Слесарь Покровский, непоседливый, вертлявый, все норовит выскочить на верхнюю палубу. Встанет на спардеке, прокричит на ветер немое «Ого-го!», хлебнет водички и, отряхиваясь, отбивает по трапу чечетку коваными солдатскими башмаками. «Вот жмет! Вот жмет!» Глаза круглые, на лице лихая улыбка. На него качка действует возбуждающе…

Переступив порог матросской столовой, я сразу теряю почву под ногами и под общий хохот лечу к буфетной стойке. Палуба в столовой, густо политая жирным борщом, ничуть Не хуже летнего катка в Лужниках. Шурочка из окошка протягивает мне миску с гуляшем, ложку и кусок хлеба. От борща я предусмотрительно отказался.

Выбрав момент, подкатываюсь с миской к столу и плюхаюсь на вертящийся стул.

На полу осколки посуды, жестяные миски, объедки. Картины перекосились. Обедающие держатся за миски, словно их вот-вот вырвут у них из рук.
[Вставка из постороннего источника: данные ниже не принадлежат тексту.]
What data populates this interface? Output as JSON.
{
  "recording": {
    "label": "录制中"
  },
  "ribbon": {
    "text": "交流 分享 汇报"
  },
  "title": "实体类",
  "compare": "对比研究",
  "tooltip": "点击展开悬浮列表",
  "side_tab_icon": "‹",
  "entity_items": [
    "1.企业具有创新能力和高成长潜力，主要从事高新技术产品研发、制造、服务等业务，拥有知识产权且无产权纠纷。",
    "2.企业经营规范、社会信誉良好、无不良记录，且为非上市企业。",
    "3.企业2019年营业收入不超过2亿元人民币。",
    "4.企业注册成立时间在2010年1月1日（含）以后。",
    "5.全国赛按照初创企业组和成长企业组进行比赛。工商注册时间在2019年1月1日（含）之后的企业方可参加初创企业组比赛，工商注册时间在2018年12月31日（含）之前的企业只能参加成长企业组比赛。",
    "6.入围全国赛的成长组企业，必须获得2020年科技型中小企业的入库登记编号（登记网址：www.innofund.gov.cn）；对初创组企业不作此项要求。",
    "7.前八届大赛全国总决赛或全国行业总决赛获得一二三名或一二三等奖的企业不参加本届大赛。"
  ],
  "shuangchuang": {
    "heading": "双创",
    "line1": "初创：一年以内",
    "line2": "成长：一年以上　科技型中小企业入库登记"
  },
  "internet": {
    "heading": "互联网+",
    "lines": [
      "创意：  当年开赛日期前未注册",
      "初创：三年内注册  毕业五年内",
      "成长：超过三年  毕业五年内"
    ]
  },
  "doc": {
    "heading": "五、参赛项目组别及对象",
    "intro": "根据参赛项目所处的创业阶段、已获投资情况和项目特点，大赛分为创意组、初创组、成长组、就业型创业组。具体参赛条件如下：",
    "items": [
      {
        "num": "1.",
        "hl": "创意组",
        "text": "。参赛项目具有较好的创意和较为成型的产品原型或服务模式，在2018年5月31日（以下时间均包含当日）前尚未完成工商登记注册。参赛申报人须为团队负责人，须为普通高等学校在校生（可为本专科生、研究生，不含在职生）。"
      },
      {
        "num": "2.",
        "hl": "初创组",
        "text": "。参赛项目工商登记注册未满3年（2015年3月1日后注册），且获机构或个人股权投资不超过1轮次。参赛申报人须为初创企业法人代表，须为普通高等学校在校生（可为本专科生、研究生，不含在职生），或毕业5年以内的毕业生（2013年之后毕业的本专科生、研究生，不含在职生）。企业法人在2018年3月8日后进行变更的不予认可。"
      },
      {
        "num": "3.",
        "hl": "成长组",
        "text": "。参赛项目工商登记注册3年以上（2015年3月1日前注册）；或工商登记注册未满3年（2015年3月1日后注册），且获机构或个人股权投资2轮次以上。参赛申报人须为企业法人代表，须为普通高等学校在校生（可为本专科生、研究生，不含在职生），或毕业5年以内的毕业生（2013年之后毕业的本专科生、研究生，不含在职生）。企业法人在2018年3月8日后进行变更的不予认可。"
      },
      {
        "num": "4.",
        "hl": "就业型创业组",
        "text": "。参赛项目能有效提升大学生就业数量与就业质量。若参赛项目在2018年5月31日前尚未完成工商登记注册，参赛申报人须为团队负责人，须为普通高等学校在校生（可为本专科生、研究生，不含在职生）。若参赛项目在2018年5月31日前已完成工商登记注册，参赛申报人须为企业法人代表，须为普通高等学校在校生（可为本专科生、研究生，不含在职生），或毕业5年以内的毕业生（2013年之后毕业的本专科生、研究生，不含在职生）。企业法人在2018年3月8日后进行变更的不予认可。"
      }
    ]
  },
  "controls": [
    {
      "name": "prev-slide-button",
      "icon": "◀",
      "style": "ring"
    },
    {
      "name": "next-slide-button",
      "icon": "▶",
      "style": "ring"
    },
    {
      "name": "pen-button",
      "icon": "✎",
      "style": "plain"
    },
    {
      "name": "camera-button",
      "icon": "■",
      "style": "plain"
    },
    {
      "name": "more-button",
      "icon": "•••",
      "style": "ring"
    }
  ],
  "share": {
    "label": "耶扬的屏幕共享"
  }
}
По привычке я кладу ломоть хлеба на стол. Он тут же взлетает в воздух. Ильин, изловчившись, отбивает его ко мне. Свой кусок хлеба он зажал в той же руке, что и ложку.

Выдержавшие испытание обедом, глядя на дверь, поджидают.

Моторист Орешкин — опытный едок. С порога он лихо подкатывает к стойке. Уверенный в себе, он и не думает отказываться от супа. Но судно заваливается так круто, что удержать и равновесие и суп невозможно. Орешкин летит под стол, борщ расплескивается по палубе. Плакала его новая роба!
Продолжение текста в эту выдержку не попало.